RDBMS systems on the other hand, struggle with high-scale data ingestion, but are fantastic at read-scale. They struggle with high-scale data ingestion because they are capable of maintaining relationships of data, they have a lot of background processes to guarantee transactions and consistency, and each write might affect numerous rows of data causing row-locking etc… This causes a ton of overhead on write, whereas Document Stores have the overhead on read. It can also lead to crashes on high-scale writes. For example, if I am trying to write to a table that has a billion rows of data, and it has foreign key to a table with a billion rows of data, the RDBMS has to inspect both tables prior to committing the write. As a one-off this is not a big deal, but if I am doing this with a 1,000 threads writing a 1,000 rows per second it begins to become problematic. RDBMS tight enforce of schema, which is much needed at times for certain use cases, is what also makes them inflexible.
People have tried to solve this by making RDBMS systems in-memory, but this just pushes the problem down the road by requiring really expensive computing needs, and when you run out of memory leading to massive crashes, data inconsistency, downtime etc… Our team previously managed a multi-terabyte in-memory database for streaming analytics. When we had enough memory for all our data it was AWESOME; however, the moment we began to run close to our memory limits it was a nightmare. It was like fighting off a zombie horde. We were always racing to prevent a crash, because the moment we crashed, it was nearly impossible to catch back up to the stream. Restarting the DB and loading everything into memory took forever, and we were processing hundreds of thousands of rows of data a second. So minutes were a long time. Additionally, making an RDBMS an in-memory RDBMS doesn’t make it any more flexible or change how the storage engine works.

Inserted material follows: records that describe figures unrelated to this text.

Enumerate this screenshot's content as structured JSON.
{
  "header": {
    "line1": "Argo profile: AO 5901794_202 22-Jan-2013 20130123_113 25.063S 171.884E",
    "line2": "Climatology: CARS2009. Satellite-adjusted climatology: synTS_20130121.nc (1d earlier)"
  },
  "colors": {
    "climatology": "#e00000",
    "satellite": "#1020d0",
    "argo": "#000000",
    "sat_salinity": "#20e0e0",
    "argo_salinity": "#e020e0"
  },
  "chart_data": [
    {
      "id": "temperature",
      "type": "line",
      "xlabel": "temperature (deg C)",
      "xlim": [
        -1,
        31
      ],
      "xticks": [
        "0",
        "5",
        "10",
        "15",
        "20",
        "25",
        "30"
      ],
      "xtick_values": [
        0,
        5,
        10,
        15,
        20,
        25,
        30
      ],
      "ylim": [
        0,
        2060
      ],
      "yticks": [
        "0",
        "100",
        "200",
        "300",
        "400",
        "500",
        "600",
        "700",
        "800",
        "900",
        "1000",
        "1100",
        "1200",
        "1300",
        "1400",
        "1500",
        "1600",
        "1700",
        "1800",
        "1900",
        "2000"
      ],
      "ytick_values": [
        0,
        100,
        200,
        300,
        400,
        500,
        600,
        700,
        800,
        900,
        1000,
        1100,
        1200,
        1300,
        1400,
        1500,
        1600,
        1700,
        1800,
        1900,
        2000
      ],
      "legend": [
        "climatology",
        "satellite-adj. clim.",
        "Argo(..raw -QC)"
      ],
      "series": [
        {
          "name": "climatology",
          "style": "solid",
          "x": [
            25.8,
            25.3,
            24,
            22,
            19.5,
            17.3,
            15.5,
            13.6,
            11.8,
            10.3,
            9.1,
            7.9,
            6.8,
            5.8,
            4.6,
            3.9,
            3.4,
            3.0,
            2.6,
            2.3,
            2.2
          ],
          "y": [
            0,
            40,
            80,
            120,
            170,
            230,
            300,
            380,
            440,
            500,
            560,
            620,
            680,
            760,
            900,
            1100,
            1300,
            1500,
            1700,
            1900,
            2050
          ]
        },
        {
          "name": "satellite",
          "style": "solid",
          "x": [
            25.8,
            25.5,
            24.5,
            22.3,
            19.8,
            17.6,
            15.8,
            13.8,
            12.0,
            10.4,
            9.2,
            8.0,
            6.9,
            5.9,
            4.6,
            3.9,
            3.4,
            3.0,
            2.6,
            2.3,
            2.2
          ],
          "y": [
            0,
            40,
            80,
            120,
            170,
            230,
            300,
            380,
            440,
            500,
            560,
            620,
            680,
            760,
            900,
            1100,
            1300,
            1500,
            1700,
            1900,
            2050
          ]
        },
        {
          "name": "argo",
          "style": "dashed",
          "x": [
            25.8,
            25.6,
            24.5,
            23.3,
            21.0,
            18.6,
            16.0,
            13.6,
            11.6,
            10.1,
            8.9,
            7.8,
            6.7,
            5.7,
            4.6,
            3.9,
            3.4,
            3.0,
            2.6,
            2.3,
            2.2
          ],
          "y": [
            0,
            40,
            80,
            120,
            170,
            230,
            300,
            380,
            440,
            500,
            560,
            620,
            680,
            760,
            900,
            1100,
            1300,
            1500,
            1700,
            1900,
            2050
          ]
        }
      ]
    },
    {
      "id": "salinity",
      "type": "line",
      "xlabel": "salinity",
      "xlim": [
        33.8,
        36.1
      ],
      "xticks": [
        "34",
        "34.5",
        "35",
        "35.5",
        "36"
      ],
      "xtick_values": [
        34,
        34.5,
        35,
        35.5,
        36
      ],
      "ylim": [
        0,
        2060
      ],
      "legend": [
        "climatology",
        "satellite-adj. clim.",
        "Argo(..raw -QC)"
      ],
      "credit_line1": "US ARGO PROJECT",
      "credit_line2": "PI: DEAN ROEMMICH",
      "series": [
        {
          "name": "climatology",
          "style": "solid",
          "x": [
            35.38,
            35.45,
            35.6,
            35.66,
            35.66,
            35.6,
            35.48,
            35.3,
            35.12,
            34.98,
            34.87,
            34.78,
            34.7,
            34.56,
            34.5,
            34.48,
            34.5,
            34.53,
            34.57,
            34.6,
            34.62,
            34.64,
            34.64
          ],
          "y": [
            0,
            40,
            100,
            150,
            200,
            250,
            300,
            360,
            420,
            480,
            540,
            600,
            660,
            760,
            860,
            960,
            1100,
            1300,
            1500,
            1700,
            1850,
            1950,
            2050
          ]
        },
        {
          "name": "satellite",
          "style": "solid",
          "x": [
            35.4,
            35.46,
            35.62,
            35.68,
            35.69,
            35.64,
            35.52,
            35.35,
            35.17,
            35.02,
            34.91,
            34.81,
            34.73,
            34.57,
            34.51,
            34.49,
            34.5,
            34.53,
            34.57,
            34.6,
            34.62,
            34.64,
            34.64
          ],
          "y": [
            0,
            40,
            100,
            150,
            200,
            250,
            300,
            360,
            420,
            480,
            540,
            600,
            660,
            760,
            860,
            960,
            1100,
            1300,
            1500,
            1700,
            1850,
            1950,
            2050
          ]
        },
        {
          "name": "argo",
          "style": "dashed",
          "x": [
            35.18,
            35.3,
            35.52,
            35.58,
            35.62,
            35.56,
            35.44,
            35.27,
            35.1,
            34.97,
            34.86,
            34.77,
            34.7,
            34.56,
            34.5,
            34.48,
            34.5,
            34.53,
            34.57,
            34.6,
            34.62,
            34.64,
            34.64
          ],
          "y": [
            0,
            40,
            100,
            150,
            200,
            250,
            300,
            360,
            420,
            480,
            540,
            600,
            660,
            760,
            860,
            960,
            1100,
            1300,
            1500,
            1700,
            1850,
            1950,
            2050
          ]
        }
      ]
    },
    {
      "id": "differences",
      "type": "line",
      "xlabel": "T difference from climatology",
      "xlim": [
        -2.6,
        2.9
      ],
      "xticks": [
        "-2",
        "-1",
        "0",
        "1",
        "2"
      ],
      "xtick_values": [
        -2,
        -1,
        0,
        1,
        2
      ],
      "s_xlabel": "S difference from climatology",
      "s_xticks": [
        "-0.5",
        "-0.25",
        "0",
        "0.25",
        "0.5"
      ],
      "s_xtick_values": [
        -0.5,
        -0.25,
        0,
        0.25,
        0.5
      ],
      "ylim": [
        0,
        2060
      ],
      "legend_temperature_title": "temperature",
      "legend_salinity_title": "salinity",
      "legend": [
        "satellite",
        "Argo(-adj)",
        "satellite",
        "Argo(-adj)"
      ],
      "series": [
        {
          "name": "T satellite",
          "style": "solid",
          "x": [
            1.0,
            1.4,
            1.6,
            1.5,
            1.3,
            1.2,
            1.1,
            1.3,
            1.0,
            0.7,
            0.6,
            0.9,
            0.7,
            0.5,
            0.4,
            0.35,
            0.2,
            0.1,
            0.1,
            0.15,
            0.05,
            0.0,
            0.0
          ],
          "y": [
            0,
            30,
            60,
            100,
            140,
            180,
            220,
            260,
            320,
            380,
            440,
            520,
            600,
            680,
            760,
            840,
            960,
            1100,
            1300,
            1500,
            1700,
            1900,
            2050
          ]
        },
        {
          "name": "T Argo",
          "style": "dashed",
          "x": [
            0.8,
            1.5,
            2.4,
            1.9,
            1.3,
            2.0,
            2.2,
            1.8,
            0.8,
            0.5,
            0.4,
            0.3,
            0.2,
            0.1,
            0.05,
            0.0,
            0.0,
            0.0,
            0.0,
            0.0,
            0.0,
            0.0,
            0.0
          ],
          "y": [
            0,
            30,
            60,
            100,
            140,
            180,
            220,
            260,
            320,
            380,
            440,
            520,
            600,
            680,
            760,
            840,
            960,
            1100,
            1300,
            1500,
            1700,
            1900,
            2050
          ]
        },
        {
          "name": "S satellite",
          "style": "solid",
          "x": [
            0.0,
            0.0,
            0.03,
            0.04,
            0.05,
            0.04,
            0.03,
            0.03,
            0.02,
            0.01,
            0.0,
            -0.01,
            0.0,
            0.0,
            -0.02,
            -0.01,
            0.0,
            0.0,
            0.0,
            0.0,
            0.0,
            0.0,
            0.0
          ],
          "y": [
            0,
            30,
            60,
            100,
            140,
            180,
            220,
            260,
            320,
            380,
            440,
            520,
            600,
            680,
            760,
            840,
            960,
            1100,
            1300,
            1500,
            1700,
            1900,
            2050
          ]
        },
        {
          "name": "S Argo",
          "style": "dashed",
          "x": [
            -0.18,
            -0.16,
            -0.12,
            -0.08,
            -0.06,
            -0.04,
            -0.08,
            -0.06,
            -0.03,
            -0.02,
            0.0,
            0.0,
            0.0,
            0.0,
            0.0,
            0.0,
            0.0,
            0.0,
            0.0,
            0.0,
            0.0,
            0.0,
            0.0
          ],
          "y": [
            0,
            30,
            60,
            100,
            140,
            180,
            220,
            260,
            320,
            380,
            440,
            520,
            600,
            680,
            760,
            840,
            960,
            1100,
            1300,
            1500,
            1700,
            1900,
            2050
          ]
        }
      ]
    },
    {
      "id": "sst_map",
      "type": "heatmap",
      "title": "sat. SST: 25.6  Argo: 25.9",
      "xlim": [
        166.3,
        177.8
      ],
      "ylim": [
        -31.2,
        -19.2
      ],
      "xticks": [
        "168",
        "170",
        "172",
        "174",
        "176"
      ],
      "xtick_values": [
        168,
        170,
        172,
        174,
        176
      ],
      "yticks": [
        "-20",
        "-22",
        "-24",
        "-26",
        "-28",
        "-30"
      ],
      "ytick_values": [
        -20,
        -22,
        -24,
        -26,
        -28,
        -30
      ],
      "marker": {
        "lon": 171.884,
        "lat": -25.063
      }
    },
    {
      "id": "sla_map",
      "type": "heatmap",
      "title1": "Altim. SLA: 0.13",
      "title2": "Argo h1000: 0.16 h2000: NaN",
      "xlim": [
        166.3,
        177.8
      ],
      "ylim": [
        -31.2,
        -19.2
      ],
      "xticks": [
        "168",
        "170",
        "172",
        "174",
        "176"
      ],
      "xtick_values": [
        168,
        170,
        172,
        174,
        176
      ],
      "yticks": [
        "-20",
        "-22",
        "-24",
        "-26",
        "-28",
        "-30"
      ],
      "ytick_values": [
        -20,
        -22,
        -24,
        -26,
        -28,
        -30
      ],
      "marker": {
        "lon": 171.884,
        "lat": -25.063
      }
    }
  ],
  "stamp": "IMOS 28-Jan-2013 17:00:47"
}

In my mind then, to be a “NewSQL” database, the storage engine needs to be optimized to minimize the overhead of read AND write as much as possible. It needs to do this in a flexible manner that allows for dynamic data, without driving up costs.
Without going into too much of a sales pitch, that is exactly how we designed HarperDB. We optimized it for read, by making every attribute fully indexed dynamically upon write. We did this without duplicating data. This allowed us to achieve high read performance without the pitfalls of multimodal or document stores. We optimized it for write by ensuring each data element was atomic. This allows for us to ensure high scale writes without bottlenecks because updating one attribute is a totally different transaction than another. If you want to learn more you can read this somewhat dated blog about our storage engine. It is dated, because instead of the file system we now use LMDB. Pingcap has a similar, more complex, model.
Our solution and Pincap’s are not the ONLY way to solve the “NewSQL” challenge, but in my mind in order to be “NewSQL” the approach needs to be new to accommodate these needs. That said, this is just my view of the NewSQL database landscape and I would love to hear your thoughts! Am I wrong? What am I missing?